While some researchers speculate that the disturbances seen in young children are due to the children’s inability to clearly distinguish between reality and make-believe, I would suggest that we underestimate the stimulating power of electronic media. Preschoolers do, in fact, understand make-believe worlds, as child development expert Alison Gopnik has demonstrated. The real issue lies with the physiological and psychological arousal that follows in the wake of screen viewing, particularly of programming that is designed to be “exciting.” And many, many children’s programs are designed to be exciting – in order to keep them hooked.

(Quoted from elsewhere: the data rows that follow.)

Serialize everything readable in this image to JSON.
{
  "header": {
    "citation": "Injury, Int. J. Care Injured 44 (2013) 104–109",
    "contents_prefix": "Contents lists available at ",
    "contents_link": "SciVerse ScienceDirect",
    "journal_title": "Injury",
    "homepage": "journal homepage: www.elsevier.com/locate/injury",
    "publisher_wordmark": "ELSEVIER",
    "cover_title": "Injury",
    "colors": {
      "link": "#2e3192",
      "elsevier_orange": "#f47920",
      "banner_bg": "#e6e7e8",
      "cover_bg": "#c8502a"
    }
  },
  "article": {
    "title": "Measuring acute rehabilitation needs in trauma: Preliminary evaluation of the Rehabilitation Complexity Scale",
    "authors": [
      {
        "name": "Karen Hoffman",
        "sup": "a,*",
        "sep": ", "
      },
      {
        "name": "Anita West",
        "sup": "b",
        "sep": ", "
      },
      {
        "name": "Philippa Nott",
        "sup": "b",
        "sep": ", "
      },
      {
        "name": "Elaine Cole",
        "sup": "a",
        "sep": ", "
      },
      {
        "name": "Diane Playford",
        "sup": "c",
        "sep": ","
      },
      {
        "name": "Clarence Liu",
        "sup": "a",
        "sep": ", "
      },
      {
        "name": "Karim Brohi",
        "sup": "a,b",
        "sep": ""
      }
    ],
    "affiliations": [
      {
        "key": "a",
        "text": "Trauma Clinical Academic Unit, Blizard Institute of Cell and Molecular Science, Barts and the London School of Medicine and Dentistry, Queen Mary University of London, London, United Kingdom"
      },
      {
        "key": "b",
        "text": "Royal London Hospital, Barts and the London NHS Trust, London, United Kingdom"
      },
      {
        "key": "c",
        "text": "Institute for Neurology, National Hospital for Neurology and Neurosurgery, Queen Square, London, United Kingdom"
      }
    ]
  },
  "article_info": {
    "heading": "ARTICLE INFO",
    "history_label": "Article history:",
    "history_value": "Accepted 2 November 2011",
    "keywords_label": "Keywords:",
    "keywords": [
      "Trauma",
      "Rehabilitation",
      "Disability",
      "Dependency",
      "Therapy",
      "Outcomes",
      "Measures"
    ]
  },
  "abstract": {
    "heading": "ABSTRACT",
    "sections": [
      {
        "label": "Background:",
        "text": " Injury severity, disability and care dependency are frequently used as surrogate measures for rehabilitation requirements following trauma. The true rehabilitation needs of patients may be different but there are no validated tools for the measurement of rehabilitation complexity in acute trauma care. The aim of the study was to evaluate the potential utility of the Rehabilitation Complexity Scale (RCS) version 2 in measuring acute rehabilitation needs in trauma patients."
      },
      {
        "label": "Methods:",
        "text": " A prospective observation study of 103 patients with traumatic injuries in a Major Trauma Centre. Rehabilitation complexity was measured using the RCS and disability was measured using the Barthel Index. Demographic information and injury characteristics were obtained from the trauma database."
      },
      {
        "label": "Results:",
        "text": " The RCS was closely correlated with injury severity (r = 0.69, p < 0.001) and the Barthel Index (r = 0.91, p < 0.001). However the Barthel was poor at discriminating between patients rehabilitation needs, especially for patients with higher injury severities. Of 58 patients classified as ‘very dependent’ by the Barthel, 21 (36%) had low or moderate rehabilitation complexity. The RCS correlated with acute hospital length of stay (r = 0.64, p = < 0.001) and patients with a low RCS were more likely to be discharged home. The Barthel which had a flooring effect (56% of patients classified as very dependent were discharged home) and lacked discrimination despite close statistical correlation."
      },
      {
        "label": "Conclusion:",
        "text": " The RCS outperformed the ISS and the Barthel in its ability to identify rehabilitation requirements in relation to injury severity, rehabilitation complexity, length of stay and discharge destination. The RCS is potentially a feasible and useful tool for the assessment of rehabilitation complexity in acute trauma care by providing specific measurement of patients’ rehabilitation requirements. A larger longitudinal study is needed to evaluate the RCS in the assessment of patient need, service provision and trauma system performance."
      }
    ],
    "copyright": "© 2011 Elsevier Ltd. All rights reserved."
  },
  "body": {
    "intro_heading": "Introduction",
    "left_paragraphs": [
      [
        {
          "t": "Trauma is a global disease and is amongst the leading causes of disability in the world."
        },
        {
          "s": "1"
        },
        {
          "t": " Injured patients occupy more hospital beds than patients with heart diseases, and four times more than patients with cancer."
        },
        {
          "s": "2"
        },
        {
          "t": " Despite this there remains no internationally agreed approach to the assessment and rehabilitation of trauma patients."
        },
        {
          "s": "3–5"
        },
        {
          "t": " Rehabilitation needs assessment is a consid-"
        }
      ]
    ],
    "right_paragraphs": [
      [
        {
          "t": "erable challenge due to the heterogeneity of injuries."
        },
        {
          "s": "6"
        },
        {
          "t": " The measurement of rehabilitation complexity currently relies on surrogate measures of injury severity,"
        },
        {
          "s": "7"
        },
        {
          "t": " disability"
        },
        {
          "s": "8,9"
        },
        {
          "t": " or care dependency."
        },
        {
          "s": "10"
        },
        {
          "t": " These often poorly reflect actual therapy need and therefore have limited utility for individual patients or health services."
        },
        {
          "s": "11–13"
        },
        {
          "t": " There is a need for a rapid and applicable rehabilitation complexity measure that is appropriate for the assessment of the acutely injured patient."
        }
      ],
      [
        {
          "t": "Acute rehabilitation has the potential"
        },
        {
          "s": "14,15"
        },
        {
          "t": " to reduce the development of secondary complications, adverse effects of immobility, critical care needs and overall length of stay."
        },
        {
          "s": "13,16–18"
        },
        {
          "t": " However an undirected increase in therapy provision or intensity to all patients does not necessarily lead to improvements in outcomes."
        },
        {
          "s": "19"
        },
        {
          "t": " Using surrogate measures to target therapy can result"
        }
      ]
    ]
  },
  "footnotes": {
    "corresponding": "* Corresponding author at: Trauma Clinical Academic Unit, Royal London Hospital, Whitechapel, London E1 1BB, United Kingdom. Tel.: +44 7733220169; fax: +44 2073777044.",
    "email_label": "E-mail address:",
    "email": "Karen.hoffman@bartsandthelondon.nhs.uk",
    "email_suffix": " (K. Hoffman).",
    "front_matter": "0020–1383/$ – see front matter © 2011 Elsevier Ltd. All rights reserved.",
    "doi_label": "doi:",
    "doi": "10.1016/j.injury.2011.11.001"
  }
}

The phenomenon is not much different from adults watching thrillers, or action-adventures, or suspense films. Although we are perfectly clear about the fact that these stories are make-believe, and we possess our adult self-soothing coping skills, a late-night viewing of Psycho is bound to disrupt our peace – and our sleep – that night.
So what is OK to watch for preschoolers? For starters, limit screen time as much as possible. Besides disturbing sleep, TV time is being linked to poor eating habits, as well as disturbing the natural rhythms of wakefulness. And do not be too complacent about the fact that your young child is watching children’s programming: most of the violent content the children watched was actually children programming, said study researcher Michelle Garrison, of Seattle Children's Hospital.
Garrison recommends using the TV Parental Guidelines ratings as a proxy for the amount of violence in the program. "The majority of TV programming rated TV-Y will have minimal if any violence, whereas we do see significant violent content in programming rated for older children," including TV-Y7 or TV-PG, Garrison said.